A housebuilder has penned an open letter in defence of a controversial development.
Cala Homes (West) says its planning application for the former Strathclyde University campus in Jordanhill will “protect and enhance greenspace”.
And the £100m plans, it says, will retain the Category B-listed David Stow building and open up playing fields to local schools.
In short, its scheme will establish one of the city’s most desirable and well-designed residential developments.
The housebuilder has issued the letter after its proposals were referred to a pre-determination hearing by councillors last week.
In the letter, Cala states its commitment to building on the legacy of the landmark 31-acre site, which is now derelict after being unoccupied since 2012.
The letter refers to recent independent research that found construction of the site would create almost 200 new jobs for Glasgow and deliver a £5m economic boost to the city.
A so-called matters specified in conditions planning application was lodged with Glasgow City Council in March.
Jim McIntyre is managing director of Cala Homes (West).
He said: “Cala is an award-winning homebuilder with decades of experience in delivering high quality residential developments and we fully intend to extend our strong reputation with a sensitive approach at Jordanhill Campus.
“Currently, many of the buildings are derelict and much of the land is brownfield.

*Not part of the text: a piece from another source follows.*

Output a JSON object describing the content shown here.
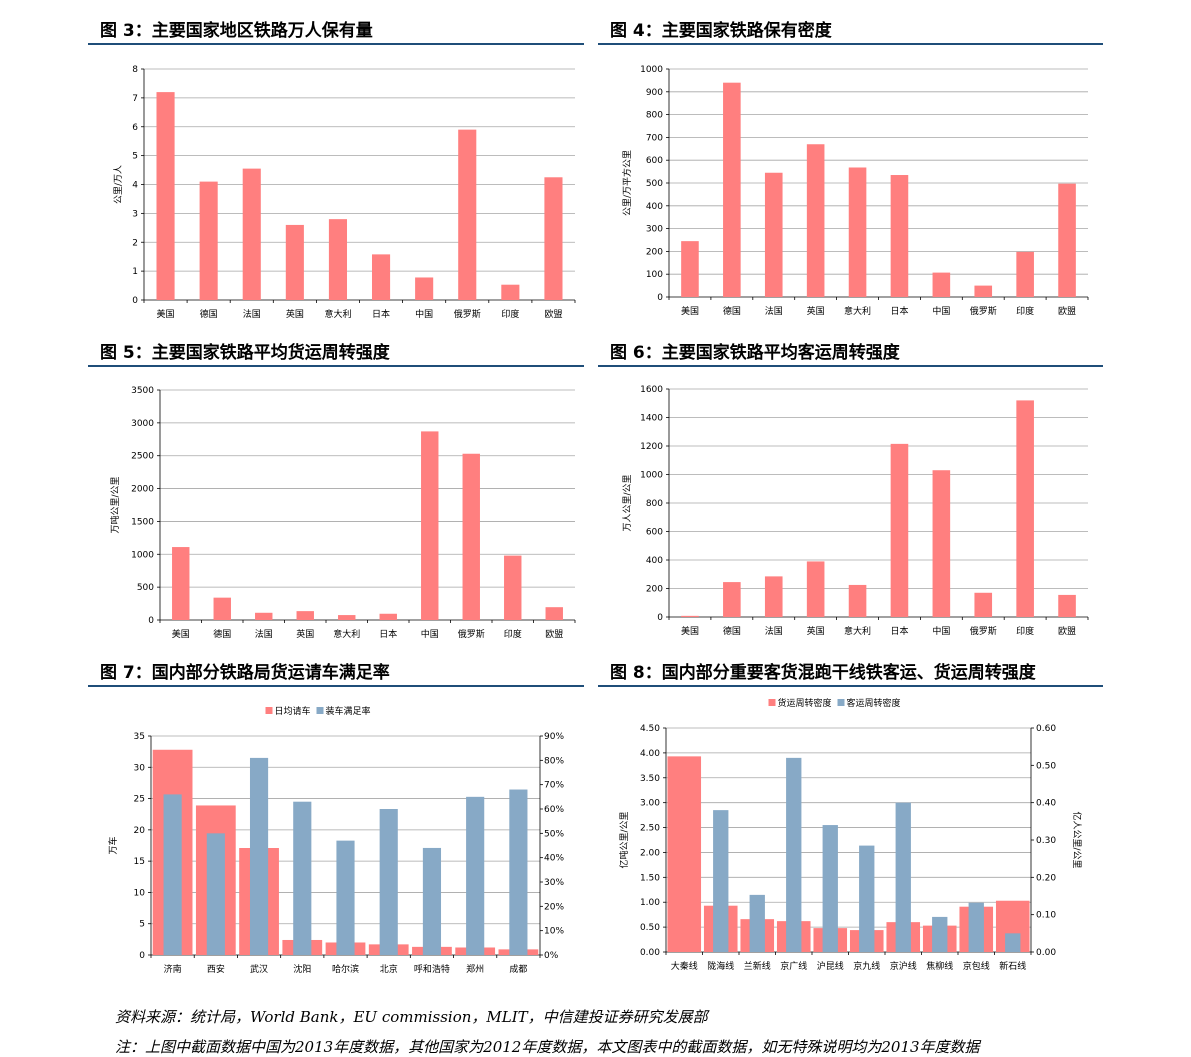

“I firmly believe our proposals represent a significant improvement and will enhance a community asset.
“They would create a great place to live.
“We look forward to presenting our exciting plans next month, and to continuing to work in partnership with the community to deliver a successful development within the heart of Jordanhill.”
The decision to close the 31-acre former teacher training college was taken by owners Strathclyde University in 2006.
The site has been vacant since 2012.
Following what Cala Homes says was extensive consultation with the local community and Glasgow City Council, the university gained planning permission in principle for a residential developer in 2013.
Cala’s proposed development includes more than 400 properties, designed by award-winning architects 7N.
Central to the proposals is the retention of the university’s Category B-listed David Stow building.
Graham House and Douglas House, which don’t have listed status, would also to be conserved and converted under the plans.
More than 40 per cent of the site would be retained as greenspace, says Cala, and the plans contain a net provision of more than 350 new trees to enhance the existing woodland.
About 5,000 square metres of children’s active play spaces would be created.
And the existing playing fields would be given to Glasgow Life to ensure the community and all local schools benefit, says Cala.
New public footpaths and cycleways would make the campus accessible to all, it adds.
Liana Canavan, sales and marketing director at Cala Homes (West) said: “We want to dispel the misconception that we plan to overdevelop the site.
“We’re seeking to develop mostly on the footprints of existing buildings and to create a more designed central parkland area than currently exists on the site.
“These plans include cycle paths, walkways and areas of open space which will enhance this site for current and future communities of Jordanhill.”